IT Training Tips

Please find below some general guidance on IT training, including possible teething problems to anticipate, notes on engaging clients effectively and a checklist to reflect upon after lessons.

Encouraging clients to contribute

Your client may be brimming with confidence and clear about what it is they are seeking to achieve, but they may also be initially reluctant to participate because they are 'afraid' of the computers or fearful of looking silly. Your role is to reassure them that computers are not something to be afraid of and that it doesn't matter if mistakes are made, the whole purpose of the IT lesson is to learn.

Potential teething issues

When working with beginners in particular, it is worth being aware of the following possible issues:

  1. Difficulties with expression. Your client may struggle to express what they are looking to gain from IT lessons because they find the whole subject overwhelming. If your client is finding it difficult to articulate where they are having trouble and what in particular they do not understand, avoid the kind of why questions that can make someone feel on the spot and in all cases make it clear that questions are welcome and there is no such thing as a stupid one in a lesson.
  2. Bear in mind that your client may be a little intimidated by both the technology and you, so try to encourage their opinions to build confidence and show them how their training could be applied directly in a practical sense for solving everyday problems.
  3. Your client may see you as an assessor. This is more likely where an employer has arranged the training for a staff member, so it is worth being aware that the employee may be under some pressure to learn quickly. Try to manage their expectations and those of the employer in terms of likely progress.
  4. Your client may be confused as to how to work together with an IT trainer in a lesson, having never had one-to-one tuition before.
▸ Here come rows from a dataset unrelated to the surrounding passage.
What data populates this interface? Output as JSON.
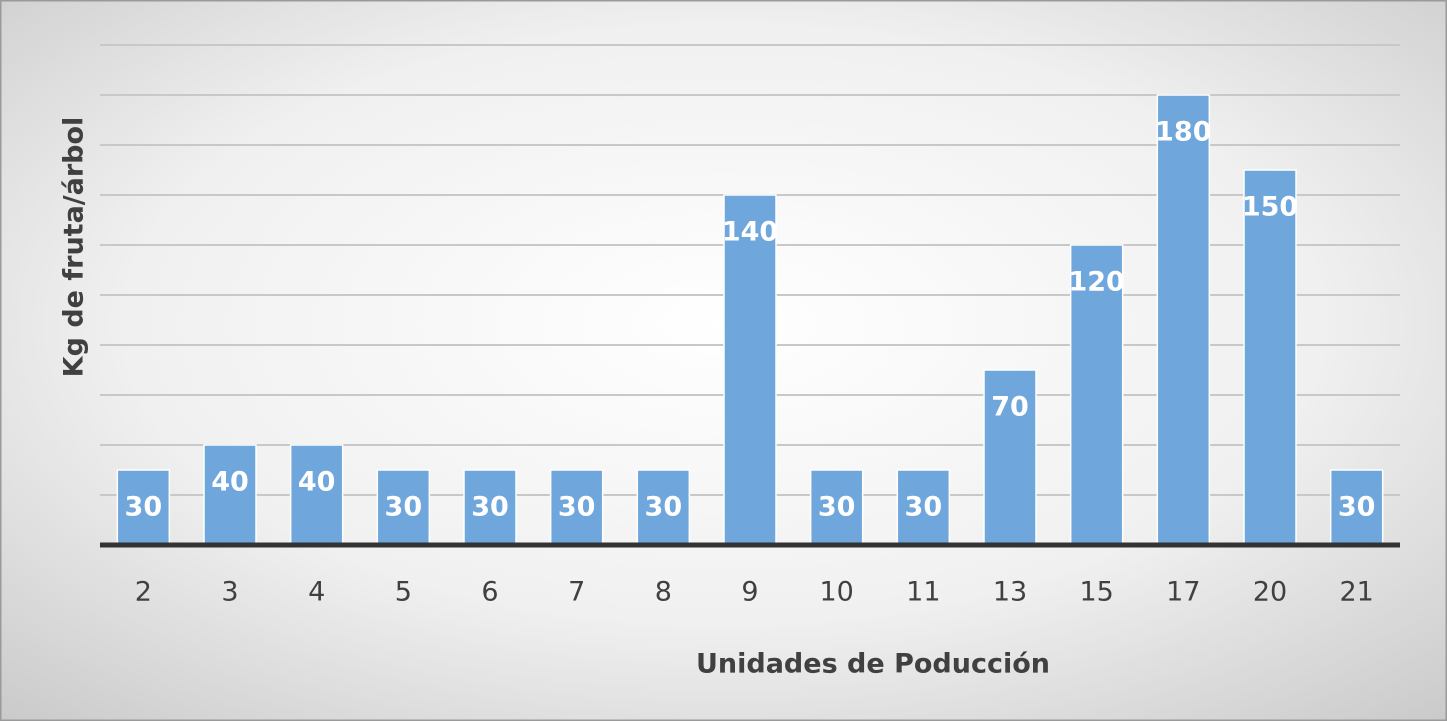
{
  "chart_data": {
    "type": "bar",
    "x_label": "Unidades de Poducción",
    "y_label": "Kg de fruta/árbol",
    "categories": [
      "2",
      "3",
      "4",
      "5",
      "6",
      "7",
      "8",
      "9",
      "10",
      "11",
      "13",
      "15",
      "17",
      "20",
      "21"
    ],
    "values": [
      30,
      40,
      40,
      30,
      30,
      30,
      30,
      140,
      30,
      30,
      70,
      120,
      180,
      150,
      30
    ],
    "color": "#6fa6dc",
    "ylim": [
      0,
      200
    ],
    "yticks": [
      0,
      20,
      40,
      60,
      80,
      100,
      120,
      140,
      160,
      180,
      200
    ],
    "grid": true,
    "data_labels": true
  }
}
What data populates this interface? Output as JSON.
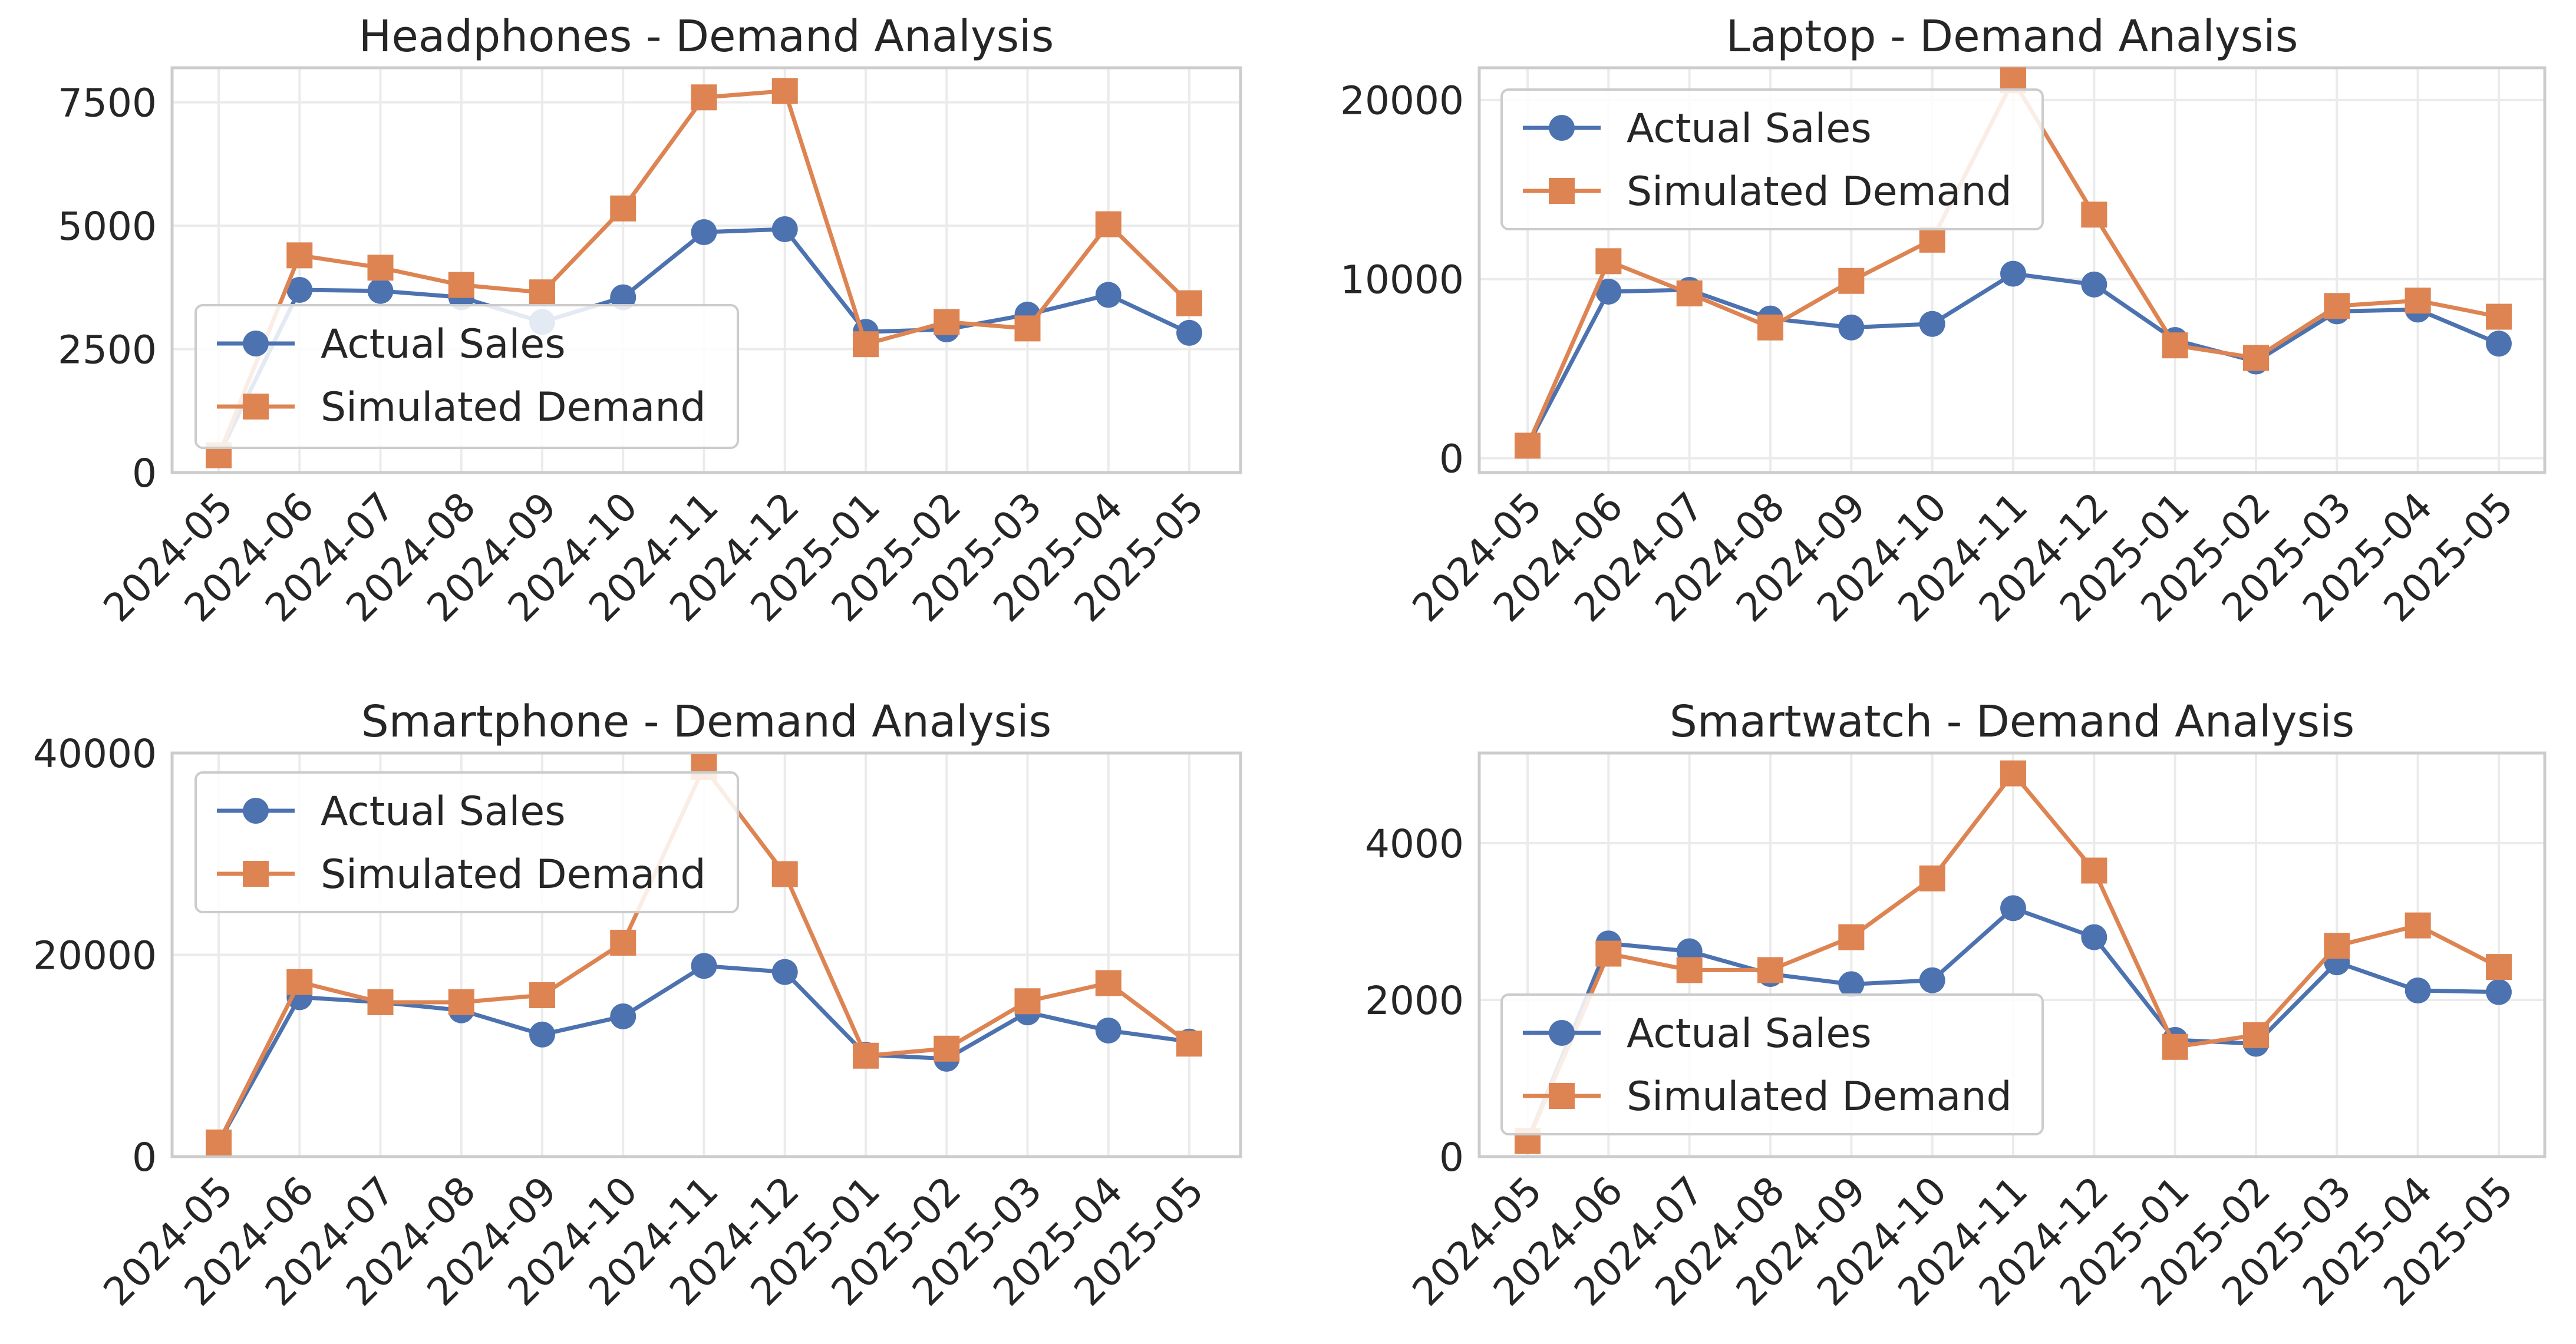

Encouraging Clients to contribute: basic principles

Bear in mind that clients are more likely to engage when:

  • They feel comfortable with you
  • Respect is shown and support is given
  • Learning is seen as a co-operative exercise
  • There is a clear understanding of what has to be learnt
  • He/she understands the importance of participation
  • The client is set realistic and achievable tasks
  • Methods are used which encourage client contributions

Introducing IT training

When you are starting an activity and seeking to engage the client, you could try a brief introduction to your planned activity and then either direct the client to the activity.

During IT Lessons - Giving Direction

Think about:

  • Giving supportive feedback
  • Encouraging clients to see their progress so their confidence is built
  • Correcting misunderstandings swiftly so that errors are not repeated

Feeding back to clients on their skills/abilities:

  • Comment on use of particular skills and how they can be applied
  • Encourage practice of neglected skills
  • Give constructive feedback and try to link to specifics
  • Be encouraging and friendly when commenting on progress and learning - everyone wants to feel they are doing well!

Closing Lessons

If you're clients are going to be practising beyond your lesson, spend time discussing how to tackle specific tasks and answering any questions the client might raise. To get an idea of feedback on how your client feels lessons are progressing ask "light touch" questions, e.g.:

  • What questions are on your mind at the end of this session?
  • What has been the most significant thing you've learned?
  • Are there any areas upon which you would like to focus next lesson?

Not Contributing

Where a client is trying to fulfil a particular objective, avoid doing the work (e.g. writing the code) for them, or the point of the exercise is removed. Try giving broad hints or outlining key steps so they understand how to do something rather than just doing it for them and having them watch in a confused daze.

IT Training: Reflecting on your training provision

As you work with more clients you may wish to start considering what worked / what didn't, in addition to any feedback First Tutors: I.T. receives from clients directly. Below is some "food for thought" to help you in the process.

How well did I .....? Very Well Satisfactory Could Be Better
Clarify what the client wanted to learn   
Prepare for the session   
Get the session underway (establish aims, etc)   
Ask questions and prompt the client   
Handle the client's comments and questions   
Respond to the client as an individual   
Keep the focus on the main topic   
Help sustain client interest    
Provide help when clients encountered difficulties   
Ensure key points were drawn out   
Bring things to a close   

New to IT Tutoring?

If you are new to IT training you are welcome to register with First Tutors: I.T. to attract potential clients.

During the registration process you will be asked to declare which subjects you wish to teach, how much you will charge and to tell prospective clients about your approach and experience.

Choosing your Specialisms

Our advice to new IT trainers would be to think carefully about which specialisms you choose to offer and the level at which you feel you can teach comfortably. To increase enquiries for IT trainers, we invite clients to give feedback on a trainer so that the trainer benefits from positive feedback. Obviously, if you are teaching a subject you are not terribly confident in, this feedback may not go so well! So think broadly about what your strengths are and build your reputation on that.

Beginning IT Lessons with a Client

Your first session is essential in giving the right impression to your client. But more important is getting this far. When you are matched with your first client, follow up quickly in arranging a lesson. Client are often anxious when seeking a trainer as they are seeking to solve a problem, so will look to commence lessons as soon as possible. Not keeping an appointment, showing up late or arriving ill-prepared are all ways to lose a client before you've started so avoid these mistakes!